You won’t have to teach the Bible very long before you will run into the real life pain of your group members. Some will struggle with a failing marriage, a wayward child, or the loss of a job. Others, with the loss of a parent or a difficult illness. But people in your group will face difficult times. Like me, you may wonder what to say. Here are my suggestions:

Your presence matters more than what you say. Somehow, when we enter into the lives of people we get to teach, we represent Christ to them. The ministry of our presence in their lives is a reminder of the presence of Christ, and it is hugely important. Be present when you can. Listen. Express love. Offer prayer.

Avoid trite “theological” responses to their situation. Statements like, “She’s in a better place now,” or “You’ll find a better job,” may have some truth to them, they are hardly helpful when someone is struggling with their own pain.
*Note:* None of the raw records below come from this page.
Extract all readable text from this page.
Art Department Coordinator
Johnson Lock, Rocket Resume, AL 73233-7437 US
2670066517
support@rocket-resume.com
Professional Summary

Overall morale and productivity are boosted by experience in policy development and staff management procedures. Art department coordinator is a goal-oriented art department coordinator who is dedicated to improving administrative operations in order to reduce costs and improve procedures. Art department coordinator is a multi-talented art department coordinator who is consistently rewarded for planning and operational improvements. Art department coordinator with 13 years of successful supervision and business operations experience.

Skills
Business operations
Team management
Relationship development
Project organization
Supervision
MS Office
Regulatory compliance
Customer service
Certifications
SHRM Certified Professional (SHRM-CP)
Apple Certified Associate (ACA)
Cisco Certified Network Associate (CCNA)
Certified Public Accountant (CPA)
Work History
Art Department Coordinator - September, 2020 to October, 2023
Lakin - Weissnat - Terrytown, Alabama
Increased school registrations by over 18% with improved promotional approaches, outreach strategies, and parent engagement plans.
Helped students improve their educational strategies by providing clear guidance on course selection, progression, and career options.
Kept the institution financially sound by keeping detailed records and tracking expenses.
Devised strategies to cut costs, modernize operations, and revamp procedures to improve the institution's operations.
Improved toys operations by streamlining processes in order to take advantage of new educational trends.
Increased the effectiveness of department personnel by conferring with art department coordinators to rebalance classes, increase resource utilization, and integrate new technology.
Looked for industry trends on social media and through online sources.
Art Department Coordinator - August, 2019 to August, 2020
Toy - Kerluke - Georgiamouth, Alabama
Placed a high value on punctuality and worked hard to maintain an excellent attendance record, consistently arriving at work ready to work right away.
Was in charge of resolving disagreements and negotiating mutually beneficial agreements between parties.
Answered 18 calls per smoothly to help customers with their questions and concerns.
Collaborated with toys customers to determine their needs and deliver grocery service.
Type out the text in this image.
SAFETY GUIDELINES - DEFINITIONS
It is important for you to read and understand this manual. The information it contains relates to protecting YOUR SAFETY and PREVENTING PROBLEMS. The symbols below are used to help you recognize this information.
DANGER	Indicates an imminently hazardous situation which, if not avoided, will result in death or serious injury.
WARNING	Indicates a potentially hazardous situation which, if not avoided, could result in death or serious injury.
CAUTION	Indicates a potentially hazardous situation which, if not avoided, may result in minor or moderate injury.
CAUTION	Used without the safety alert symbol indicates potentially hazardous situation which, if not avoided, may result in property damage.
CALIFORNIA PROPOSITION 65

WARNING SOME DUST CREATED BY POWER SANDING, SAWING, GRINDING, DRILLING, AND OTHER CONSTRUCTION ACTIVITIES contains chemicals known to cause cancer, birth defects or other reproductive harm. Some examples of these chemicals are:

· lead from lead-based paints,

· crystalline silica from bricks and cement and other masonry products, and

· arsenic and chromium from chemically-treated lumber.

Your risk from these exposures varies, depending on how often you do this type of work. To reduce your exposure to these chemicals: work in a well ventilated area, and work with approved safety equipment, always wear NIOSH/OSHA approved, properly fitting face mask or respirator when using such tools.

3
Resist the tendency to “devotionalize” the pain of your members.

Cry with them. This is what Jesus seems to do when he arrives at the home of Mary and Martha after Lazarus has died (John 11). Jesus knew he was going to raise Lazarus from the dead, but he still wept with the mourners.

Remind them of God’s presence and love. Prayers like, “God, I know that you feel our pain. Please allow us to feel your presence as we struggle in this situation” may remind people of how much God cares. The most important answer to the problem of human suffering is a person. God knows; he cares; he is near.